Car malgré ces avis d’experts confirmant des objectifs de recherche posés a priori, les faits plaident encore et toujours en faveur de la filière nucléaire, tant d’un point de vue économique qu’environnemental – hausse à venir de la demande électrique et décarbonation obligent. Pour s’en convaincre, il suffit de regarder hors des frontières françaises. En Allemagne, où la sortie du nucléaire a été actée pour 2022, près de 50 % de la production électrique nationale est désormais issue d’énergies fossiles (35 % de charbon et 12,5 % de gaz), si bien que Berlin ne tiendra pas ses objectifs de réduction d’émissions de GES pour 2020. Malgré le développement des ENR, la fin du charbon ne devrait pas intervenir avant 2038, avec cependant une note de plus de 40 milliards d’euros à la clé. En comparaison, le Royaume-Uni est quant à lui passé de 37 % (2013) à 6,7 % (2017) de part de charbon dans son mix électrique en seulement quatre ans.
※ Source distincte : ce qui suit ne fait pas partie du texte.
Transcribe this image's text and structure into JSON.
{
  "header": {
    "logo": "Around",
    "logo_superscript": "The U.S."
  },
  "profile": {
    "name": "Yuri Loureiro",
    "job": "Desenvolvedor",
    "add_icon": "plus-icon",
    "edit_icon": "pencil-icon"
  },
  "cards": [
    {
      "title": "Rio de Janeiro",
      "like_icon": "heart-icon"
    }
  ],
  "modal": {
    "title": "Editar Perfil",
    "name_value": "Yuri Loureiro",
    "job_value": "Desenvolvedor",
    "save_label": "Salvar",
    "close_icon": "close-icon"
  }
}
Son secret : instaurer un prix plancher pour la tonne de carbone émise afin de favoriser des sources d’énergie moins émettrices (gaz naturel et nucléaire). Aux États-Unis, plusieurs États comme le New Jersey ont également mis en place des mécanismes de compensation carbone pour soutenir l’atome face à la concurrence grandissante du gaz de schiste. Enfin au Japon, qui a fermé son parc nucléaire en 2011 suite à la catastrophe de Fukushima, le ministre de l’Environnement déplore le grand nombre de projets de construction de centrales à charbon. Devant l’augmentation des émissions de CO2 japonaises (3 % du total dans le monde), le gouvernement s’est résolu à redémarrer l’activité de neuf réacteurs sur 54 afin de contribuer à plus 20 % de la production d’électricité nationale d’ici 2030.